Charles Willson Peale
Charles Willson Peale was one of the most important American artists of the eighteenth and early nineteenth centuries. He helped found the first art academies in the United States and forged a uniquely American style of painting.
In Colonial-era America, there were few options for men inclined toward the visual arts to receive training in painting, sculpture, and architecture. Charles Willson Peale, born in Maryland in 1745, was a visionary artist who set out to change the artistic landscape of the United States by establishing an academy on American soil so that aspiring artists could be trained at home rather than having to travel to Europe - an expensive and politically undesirable option. Peale himself traveled to London to train with painter Benjamin West, whose painting The Fatal Wounding of Sir Philip Sidney hangs in the same gallery at Woodmere .
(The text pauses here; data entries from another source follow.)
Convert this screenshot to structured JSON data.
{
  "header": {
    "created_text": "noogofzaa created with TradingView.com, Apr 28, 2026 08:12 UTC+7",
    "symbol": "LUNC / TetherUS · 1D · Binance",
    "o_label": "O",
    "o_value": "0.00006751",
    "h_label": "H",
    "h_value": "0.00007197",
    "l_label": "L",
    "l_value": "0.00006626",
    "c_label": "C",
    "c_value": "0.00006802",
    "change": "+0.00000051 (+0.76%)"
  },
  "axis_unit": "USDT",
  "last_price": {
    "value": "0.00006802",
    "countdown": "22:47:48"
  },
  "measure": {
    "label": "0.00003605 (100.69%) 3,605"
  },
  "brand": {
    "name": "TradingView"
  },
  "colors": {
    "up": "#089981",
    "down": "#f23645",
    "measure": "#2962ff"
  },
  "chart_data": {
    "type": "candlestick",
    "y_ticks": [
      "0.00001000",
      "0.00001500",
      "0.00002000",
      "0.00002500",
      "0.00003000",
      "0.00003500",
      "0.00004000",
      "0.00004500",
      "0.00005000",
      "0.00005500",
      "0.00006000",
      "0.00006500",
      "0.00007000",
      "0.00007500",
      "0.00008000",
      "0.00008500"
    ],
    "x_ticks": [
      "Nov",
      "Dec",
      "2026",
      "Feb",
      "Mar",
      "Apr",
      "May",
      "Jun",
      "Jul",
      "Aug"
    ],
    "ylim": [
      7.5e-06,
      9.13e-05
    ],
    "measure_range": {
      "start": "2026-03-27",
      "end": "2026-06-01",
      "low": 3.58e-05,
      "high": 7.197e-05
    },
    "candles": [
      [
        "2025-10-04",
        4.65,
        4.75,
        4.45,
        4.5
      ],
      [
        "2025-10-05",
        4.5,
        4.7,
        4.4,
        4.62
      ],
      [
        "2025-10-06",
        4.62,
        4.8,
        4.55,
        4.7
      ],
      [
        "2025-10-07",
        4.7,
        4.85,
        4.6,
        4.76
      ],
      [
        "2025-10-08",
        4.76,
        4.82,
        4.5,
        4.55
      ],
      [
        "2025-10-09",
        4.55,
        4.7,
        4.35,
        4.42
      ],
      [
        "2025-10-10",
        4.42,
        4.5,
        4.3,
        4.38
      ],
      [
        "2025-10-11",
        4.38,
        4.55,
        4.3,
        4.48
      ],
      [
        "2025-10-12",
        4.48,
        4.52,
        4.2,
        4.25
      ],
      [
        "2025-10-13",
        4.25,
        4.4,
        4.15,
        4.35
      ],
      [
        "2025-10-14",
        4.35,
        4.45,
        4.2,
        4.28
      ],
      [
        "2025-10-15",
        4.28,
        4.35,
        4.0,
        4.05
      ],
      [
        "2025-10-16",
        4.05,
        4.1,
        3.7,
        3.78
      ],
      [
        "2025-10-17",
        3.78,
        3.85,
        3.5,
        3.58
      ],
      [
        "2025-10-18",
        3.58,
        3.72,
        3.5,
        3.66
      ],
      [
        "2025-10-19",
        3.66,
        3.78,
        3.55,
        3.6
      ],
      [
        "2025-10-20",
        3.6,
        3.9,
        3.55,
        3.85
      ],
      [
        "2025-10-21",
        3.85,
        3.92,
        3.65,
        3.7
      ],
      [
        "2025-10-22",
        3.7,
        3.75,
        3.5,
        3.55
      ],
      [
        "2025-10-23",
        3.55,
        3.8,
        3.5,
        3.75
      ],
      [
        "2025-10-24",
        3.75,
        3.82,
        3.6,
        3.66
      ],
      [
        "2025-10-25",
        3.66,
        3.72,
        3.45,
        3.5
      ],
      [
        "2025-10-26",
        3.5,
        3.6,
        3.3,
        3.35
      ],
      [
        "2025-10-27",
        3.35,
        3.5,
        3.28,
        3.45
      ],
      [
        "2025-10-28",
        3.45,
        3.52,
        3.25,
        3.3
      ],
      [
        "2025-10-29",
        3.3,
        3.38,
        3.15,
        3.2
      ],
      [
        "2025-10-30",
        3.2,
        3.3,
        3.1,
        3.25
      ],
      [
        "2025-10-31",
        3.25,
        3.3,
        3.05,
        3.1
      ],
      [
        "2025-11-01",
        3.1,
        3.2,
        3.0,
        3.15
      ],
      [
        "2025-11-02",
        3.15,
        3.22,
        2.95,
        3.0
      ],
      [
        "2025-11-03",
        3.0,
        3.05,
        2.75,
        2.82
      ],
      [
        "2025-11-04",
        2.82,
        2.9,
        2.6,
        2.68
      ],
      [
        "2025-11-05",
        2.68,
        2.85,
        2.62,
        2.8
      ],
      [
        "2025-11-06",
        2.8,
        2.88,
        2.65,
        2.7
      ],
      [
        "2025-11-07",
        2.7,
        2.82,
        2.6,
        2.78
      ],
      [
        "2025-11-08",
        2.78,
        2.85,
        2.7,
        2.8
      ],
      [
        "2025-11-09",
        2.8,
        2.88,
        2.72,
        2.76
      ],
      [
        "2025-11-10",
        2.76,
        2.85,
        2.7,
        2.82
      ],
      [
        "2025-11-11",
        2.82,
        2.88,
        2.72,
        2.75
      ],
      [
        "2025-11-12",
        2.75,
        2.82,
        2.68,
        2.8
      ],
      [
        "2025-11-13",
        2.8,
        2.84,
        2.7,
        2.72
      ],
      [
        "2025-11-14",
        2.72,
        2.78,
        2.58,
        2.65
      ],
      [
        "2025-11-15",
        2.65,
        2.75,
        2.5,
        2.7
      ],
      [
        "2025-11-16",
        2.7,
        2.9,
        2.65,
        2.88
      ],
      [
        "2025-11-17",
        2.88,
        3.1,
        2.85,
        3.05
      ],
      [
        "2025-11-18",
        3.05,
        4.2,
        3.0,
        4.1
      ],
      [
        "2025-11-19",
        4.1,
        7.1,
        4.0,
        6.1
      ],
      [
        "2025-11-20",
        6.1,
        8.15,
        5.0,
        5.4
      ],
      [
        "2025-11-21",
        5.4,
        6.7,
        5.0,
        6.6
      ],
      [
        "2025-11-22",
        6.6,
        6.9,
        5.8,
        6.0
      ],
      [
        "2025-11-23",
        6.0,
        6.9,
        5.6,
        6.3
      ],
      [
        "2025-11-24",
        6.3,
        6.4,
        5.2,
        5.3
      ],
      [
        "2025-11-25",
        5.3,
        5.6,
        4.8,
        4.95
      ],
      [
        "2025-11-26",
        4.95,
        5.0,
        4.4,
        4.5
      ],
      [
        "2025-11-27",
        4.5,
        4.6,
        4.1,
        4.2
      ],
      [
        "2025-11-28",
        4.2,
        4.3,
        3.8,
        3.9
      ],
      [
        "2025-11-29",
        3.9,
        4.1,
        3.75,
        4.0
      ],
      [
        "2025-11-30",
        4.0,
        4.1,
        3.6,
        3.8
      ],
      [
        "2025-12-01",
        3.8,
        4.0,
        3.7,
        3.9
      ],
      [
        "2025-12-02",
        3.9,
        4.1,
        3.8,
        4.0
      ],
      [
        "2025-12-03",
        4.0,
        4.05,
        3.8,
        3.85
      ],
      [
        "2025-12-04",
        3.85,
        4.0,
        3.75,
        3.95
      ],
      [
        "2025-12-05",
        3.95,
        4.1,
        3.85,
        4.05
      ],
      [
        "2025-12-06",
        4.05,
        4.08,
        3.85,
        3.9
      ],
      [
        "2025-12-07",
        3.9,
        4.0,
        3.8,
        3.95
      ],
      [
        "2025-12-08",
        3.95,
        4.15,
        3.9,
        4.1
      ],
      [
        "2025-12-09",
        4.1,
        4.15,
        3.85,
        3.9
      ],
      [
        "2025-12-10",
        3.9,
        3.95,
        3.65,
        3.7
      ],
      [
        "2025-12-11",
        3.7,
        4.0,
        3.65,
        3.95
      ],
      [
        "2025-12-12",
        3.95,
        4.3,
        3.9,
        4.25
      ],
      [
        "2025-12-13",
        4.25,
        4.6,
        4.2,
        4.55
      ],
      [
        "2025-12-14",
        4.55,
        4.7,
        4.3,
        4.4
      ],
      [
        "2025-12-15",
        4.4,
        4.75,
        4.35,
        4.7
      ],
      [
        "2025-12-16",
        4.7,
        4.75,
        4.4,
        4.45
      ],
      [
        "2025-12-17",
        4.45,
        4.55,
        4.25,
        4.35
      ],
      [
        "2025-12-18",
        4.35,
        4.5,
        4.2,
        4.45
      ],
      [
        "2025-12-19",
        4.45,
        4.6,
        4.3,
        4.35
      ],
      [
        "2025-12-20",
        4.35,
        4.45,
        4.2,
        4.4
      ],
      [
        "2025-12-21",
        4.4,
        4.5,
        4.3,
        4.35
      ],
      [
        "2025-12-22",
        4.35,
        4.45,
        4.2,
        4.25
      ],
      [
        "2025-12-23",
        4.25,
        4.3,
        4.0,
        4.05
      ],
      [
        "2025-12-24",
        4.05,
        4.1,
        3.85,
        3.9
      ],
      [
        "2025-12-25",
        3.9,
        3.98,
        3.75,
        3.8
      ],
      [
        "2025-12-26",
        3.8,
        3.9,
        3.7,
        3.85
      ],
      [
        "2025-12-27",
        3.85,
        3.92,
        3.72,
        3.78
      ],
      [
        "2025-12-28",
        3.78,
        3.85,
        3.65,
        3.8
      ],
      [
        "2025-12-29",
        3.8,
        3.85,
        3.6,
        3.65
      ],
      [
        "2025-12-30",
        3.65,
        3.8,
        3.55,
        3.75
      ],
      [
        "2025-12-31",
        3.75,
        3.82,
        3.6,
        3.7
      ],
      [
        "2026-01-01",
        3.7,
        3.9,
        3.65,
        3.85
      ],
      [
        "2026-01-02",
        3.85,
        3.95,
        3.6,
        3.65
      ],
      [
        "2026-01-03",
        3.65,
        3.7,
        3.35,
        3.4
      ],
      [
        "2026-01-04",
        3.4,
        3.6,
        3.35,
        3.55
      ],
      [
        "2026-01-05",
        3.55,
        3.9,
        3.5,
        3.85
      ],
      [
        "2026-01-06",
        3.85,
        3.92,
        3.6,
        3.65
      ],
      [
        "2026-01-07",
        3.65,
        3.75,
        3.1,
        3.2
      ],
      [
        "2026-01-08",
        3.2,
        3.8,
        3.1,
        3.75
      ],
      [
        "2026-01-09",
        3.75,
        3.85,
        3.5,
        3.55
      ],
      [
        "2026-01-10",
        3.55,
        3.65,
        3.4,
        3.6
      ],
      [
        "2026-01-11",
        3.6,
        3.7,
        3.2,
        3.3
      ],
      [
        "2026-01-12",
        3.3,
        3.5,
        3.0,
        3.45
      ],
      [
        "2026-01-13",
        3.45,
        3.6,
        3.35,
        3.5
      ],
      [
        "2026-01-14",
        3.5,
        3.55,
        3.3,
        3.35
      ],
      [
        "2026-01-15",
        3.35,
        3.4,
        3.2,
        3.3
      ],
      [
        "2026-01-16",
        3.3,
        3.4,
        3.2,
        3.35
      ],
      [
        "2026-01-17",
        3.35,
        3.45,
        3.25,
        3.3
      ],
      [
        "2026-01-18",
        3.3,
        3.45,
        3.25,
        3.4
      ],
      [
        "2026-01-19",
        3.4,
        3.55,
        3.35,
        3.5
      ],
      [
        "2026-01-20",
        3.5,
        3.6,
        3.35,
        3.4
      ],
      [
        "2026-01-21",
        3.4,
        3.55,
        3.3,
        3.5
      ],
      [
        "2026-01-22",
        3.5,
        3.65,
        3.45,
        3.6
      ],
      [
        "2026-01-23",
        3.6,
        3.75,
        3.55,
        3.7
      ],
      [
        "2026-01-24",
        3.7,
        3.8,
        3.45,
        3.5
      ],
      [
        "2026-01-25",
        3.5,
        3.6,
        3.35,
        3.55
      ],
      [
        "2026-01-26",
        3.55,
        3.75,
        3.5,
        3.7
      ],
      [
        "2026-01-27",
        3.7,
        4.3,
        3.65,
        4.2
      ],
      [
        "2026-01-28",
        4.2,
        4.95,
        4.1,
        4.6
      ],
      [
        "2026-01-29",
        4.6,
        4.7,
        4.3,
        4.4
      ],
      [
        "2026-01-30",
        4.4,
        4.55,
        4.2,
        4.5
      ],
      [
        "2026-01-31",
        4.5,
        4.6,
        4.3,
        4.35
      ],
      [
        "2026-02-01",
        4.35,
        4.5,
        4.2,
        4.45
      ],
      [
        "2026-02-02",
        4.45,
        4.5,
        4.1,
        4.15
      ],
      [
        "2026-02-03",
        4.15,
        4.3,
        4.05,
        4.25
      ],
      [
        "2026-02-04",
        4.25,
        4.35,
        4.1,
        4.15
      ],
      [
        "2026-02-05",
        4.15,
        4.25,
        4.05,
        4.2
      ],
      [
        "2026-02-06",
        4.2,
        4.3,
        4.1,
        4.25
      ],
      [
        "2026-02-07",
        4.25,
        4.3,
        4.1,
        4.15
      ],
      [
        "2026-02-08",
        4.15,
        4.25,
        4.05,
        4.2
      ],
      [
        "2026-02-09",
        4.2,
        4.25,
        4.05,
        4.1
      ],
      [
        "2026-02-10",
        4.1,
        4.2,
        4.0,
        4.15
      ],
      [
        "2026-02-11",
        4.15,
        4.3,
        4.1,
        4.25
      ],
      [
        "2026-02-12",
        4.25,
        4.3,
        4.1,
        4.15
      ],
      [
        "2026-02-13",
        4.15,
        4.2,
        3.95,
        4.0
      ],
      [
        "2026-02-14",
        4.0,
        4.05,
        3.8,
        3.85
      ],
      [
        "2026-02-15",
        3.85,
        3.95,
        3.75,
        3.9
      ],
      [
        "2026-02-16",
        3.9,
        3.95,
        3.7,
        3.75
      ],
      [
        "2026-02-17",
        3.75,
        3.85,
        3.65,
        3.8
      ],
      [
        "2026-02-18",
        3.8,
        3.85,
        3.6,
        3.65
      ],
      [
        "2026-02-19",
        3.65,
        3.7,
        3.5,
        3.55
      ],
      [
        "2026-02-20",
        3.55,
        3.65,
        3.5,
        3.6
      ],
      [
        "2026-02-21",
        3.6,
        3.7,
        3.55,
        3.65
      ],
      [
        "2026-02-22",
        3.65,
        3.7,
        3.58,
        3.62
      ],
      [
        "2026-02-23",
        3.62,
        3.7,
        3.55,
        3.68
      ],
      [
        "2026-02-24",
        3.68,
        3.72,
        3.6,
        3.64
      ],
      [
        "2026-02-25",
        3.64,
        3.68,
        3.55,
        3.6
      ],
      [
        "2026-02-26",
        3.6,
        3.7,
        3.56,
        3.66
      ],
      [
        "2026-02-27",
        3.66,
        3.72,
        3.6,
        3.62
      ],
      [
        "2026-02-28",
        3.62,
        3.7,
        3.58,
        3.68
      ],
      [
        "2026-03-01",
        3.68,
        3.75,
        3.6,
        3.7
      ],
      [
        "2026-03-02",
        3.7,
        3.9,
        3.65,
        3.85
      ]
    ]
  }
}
In 1794, he established the Columbianum, the first art school in the nation. This “American Academy of Painting, Sculpture, Architecture and Engraving” enjoyed an opening exhibition at Independence Hall. Though it did not last for very long, it was soon replaced when Peale helped to found the Pennsylvania Academy of the Fine Arts ten years later.
By the time he had painted Mrs. Francis in 1798, Peale was also heavily involved in the working of his own museum, called the Peale Museum, which was the first institution of its kind in America. Opened on July 18, 1789 in Philadelphia, the collection showcased artifacts of natural history alongside portraits of famous Philadelphians.